Laquelle des trois ? (The Farmer’s Wife) – d’Alfred Hitchcock – 1928
Voici l’une des rares incursions d’Hitchcock dans la pure comédie. Comme souvent à cette époque, le jeune cinéaste adapte une pièce de théâtre qui a connu un grand succès à Londres. Le film est une commande, mais Hitchcock ne prend pas le travail à la légère. Désormais pleinement maître du langage cinématographique, il s’attache à transformer cette pièce paraît-il excessivement bavarde en une œuvre visuelle d’une fluidité parfaite, et débarrassé au maximum des intertitres de rigueur dans le muet.
Effectivement, le film possède peu d’intertitres, alors même que les personnages sont particulièrement bavards. C’est le principal tour de force de cette comédie certes pas très originale, mais d’une réjouissante légèreté, avec cette petite pointe d’amoralité qu’Hitchcock aime distiller dans ses films : pas sûr que les féministes apprécient beaucoup la peinture qu’il fait des femmes et de leur place dans la société…
Le film raconte l’histoire d’un riche fermier dont la femme vient de mourir, et dont la fille se marie. Désormais seul avec son employé de ferme et sa servante, il dresse une liste des prétendantes qu’il pourrait épouser en seconde noce… et part faire ses courses. Pas franchement romantique, ni regardant, ce fermier pourtant séduisant derrière ses grandes moustaches part déclarer sa flamme aux quatre vieilles filles qu’il a repérées (oui, il y en a quatre, ce qui n’explique pas le titre français).
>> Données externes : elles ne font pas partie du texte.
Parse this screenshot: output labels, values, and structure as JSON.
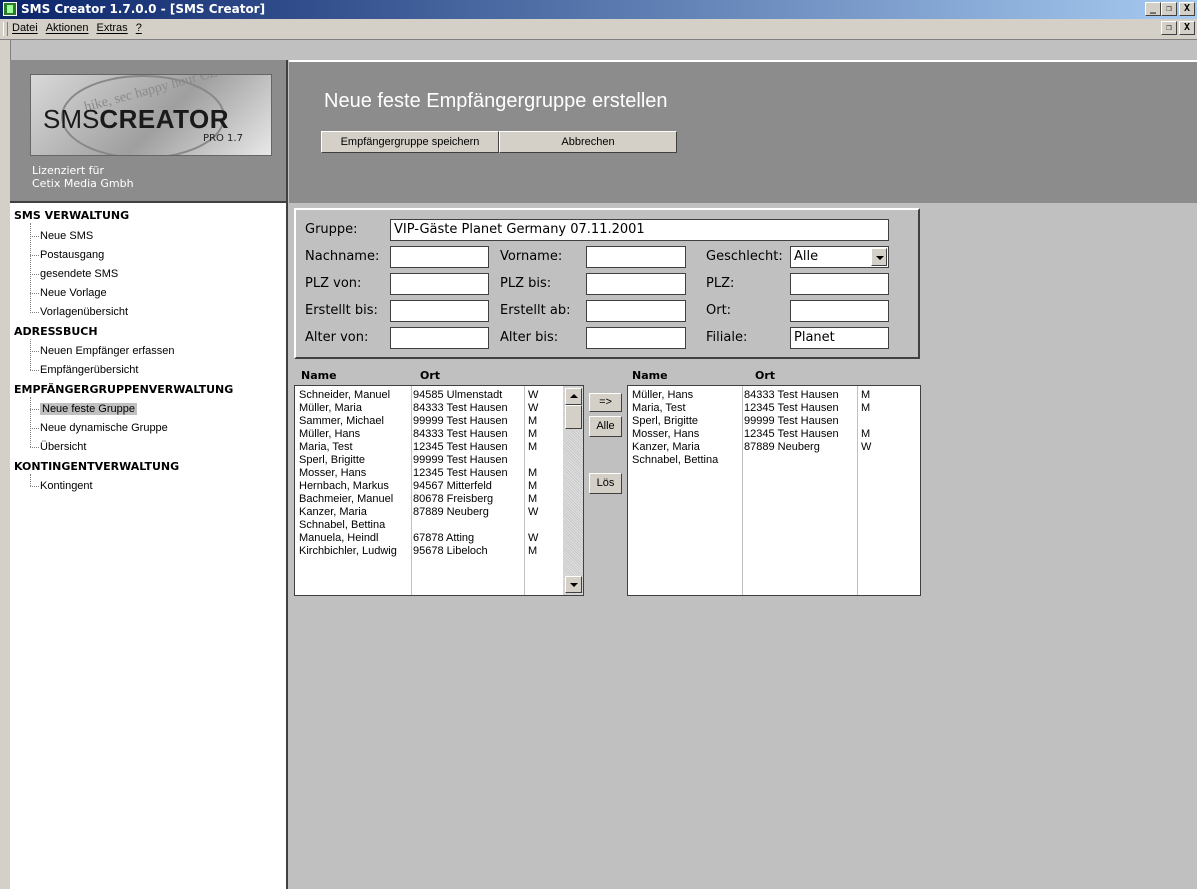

Mais toutes le renvoient dans ses buts, ce qui a pour effet de l’irriter franchement : pas terrible pour son image ou pour son ego. Et dire que pendant tout ce temps, alors qu’il courait après la vieille rombière, la perle absolue était sous ses yeux : sa gouvernante, charmante et dévouée, bonne femme d’intérieur et oreille attentive (la femme idéale, quoi…). Il lui faudra bien du temps pour la regarder autrement que comme une serveuse, alors que le spectateur a depuis la toute première minute compris que son bonheur était là, dans le visage pur et la délicate silhouette de Lillian Hall-Davis (qu’Hitchcock avait déjà dirigée dans The Ring).
Charmant et drôle, le film donne le sentiment d’un tournage particulièrement joyeux, avec des comédiens qui, à l’exception de la belle Lillian, jouent tous de manière légèrement (ou franchement) excessive. Le fermier lui-même (Jameson Thomas) a la moustache qui frétille à longueur de film ; l’une de ses conquêtes part à la renverse dans de grands cris effarouchés dès qu’il lui propose le bonheur conjugal ; la quatrième est une tenancière de bar vulgaire à la gueule pas possible…
Mention spéciale à Gordon Harker, dans le rôle de l’ouvrier de ferme. Déjà vu dans The Ring, cet acteur grimaçant joue merveilleusement bien les idiots sans savoir vivre. Sa prestation dans The Farmer’s Wife n’est pas très originale, mais elle est franchement réjouissante.